親友と好きな人と、好きだった人

隠れ豆粒

もう行くね

 彼女と出かける約束をしていて、ふたりの家の丁度真ん中くらいにある公園で待ち合わせをしていた。

 僕は待ち合わせの時間の一時間程早く公園に着いた。なんとなく、外で何もせずにぼーっとする時間がほしかったのだ。

 秋の公園は少し切なげで、しんとしていた。

 ベンチに座ってしばらくして人影が見えた。彼女では、ない。けれど、その人は僕を見つけるとこちらに近づいてきた。

「なにしてんの?」

「高崎、久しぶり」

 高崎は中学の時に仲の良かった、少ない女子の友達だ。

 高崎はベンチの、僕とは逆の端に腰を下ろした。

「高崎こそ、なにしてんの」

「ちょっと本屋行こうかなと思って。で、公園通ったらはやてがいたから声をかけてみた」

 それからしばらく、ふたりともなにも話さなかった。けれど、どうしても訊きたいことがあった。

「あのさ、訊きたいことがあるんだけど」

「なに?」

「気分を悪くすると思うけど、いい?」

「うん、で?」

「……なんで、アイツと別れたの?」

 アイツとは、僕の親友のことだ。高崎は、僕の親友と付き合っていた。けれど、中学三年の時に急に別れたのだ。高崎から話を切りだして。

「あーそっか。やっぱりそのこと知ってたんだ」

「うん……アイツから聞いた」

「あの頃さ、颯と私で合唱コンの練習の仕切りしてたじゃない?」

「うん、懐かしい」

「それで颯のことさ、好きになっちゃったんだ」

「え……それが理由で、アイツと別れたの?」

「そうなるね。でも、そのタイミングで颯とあの子が付き合い始めちゃったからさ。ホント、笑えるよね」

「……その頃、僕も好きだったよ。高崎のこと」

 高崎の表情が固まった。

「じゃあ、どうして」

「その前は、あの子が好きだったんだ。でも、あの子から恋愛の相談を受けたんだ。同じクラスに好きな人がいるって。だから、想いを伝えられなくて……諦めきれないままで、それで……自分の気持ちに嘘吐くために、高崎を好きになったのかもしれない」

 こんな話、高崎に話さない方がよかったのに、けれど、本当のことを誰かに知ってほしくて、話してしまった。

「……」

 高崎は僕をみて笑ったまま、なにも言わなかった。

「ごめん、嘘吐いた。高崎のことは、本当に好きだったよ。でも、それ以上に、あの子が好きなんだ」


 あの子のことを諦めきれずに何ヶ月か経って、そして、あの子は僕に告白してきたのだ。好きな人がクラスにいるというのは嘘だったらしく、ただ、どのように想いを伝えればいいのかを、本人の意見をきくために僕に相談してきたのだとあとであの子からきいた。

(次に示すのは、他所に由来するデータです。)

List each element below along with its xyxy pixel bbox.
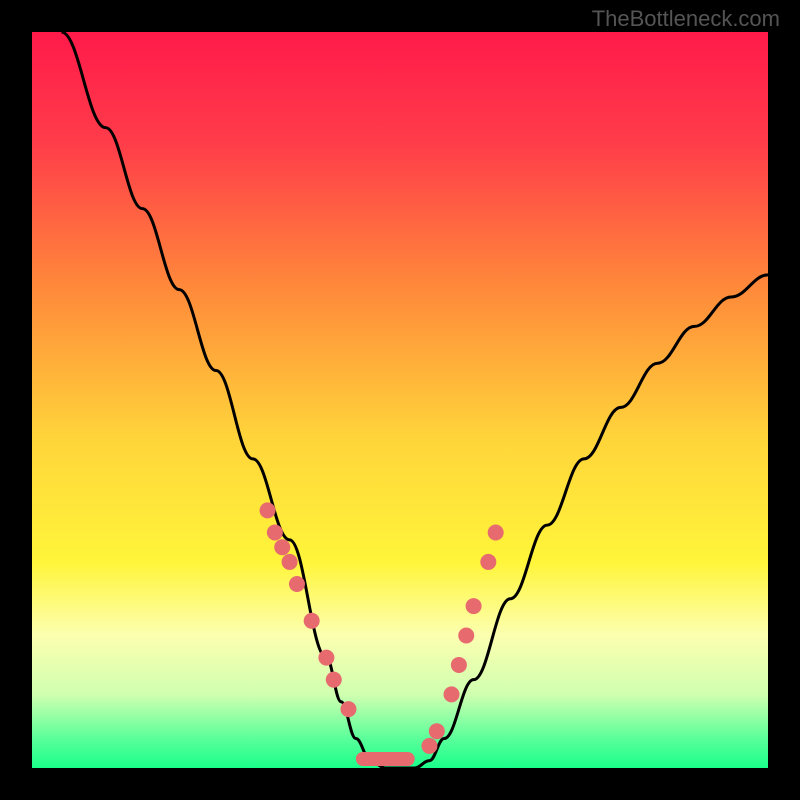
data-point [304,613,320,629]
data-point [451,657,467,673]
data-point [326,672,342,688]
data-point [282,554,298,570]
data-point [267,524,283,540]
data-point [488,524,504,540]
data-point [466,598,482,614]
data-point [421,738,437,754]
data-point [340,701,356,717]
bottleneck-chart [32,32,768,768]
watermark-text: TheBottleneck.com [592,6,780,32]
data-point [429,723,445,739]
data-point [274,539,290,555]
optimal-band-layer [356,752,415,766]
plot-area [32,32,768,768]
gradient-background [32,32,768,768]
data-point [260,502,276,518]
data-point [480,554,496,570]
data-point [458,628,474,644]
data-point [289,576,305,592]
chart-container: TheBottleneck.com [0,0,800,800]
data-point [318,650,334,666]
data-point [444,686,460,702]
optimal-band-marker [356,752,415,766]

 両想いだっということを知って、嬉しくて、そのままお付き合いさせてもらうことにしたのだった。


 そのまままた沈黙が訪れた。

 そのあいだに四台の車が公園の前を通り過ぎた。五台目の車が通り過ぎた時、高崎は立ち上がった。

「颯、ありがとう」

「……え?」

「なんか、ホントのこと知れてよかった。すっきりした」

「そっか」

「今日、あの子とデートでもするんでしょ? それでここで待ち合わせをしている」

「よくわかったね」

「まあね。久しぶりにあの子と話したいけど、私がいたら気まずくなっちゃうよね、多分」

「いや、そんなことないと思うけど」

「私が気まずいから」

「そっか」

「もう行くね」


 秋の風が頬を撫で、なぜか泣きたくなった。けれど公園の入口に人影が見えたので、僕は立ち上がり、笑って手を振った。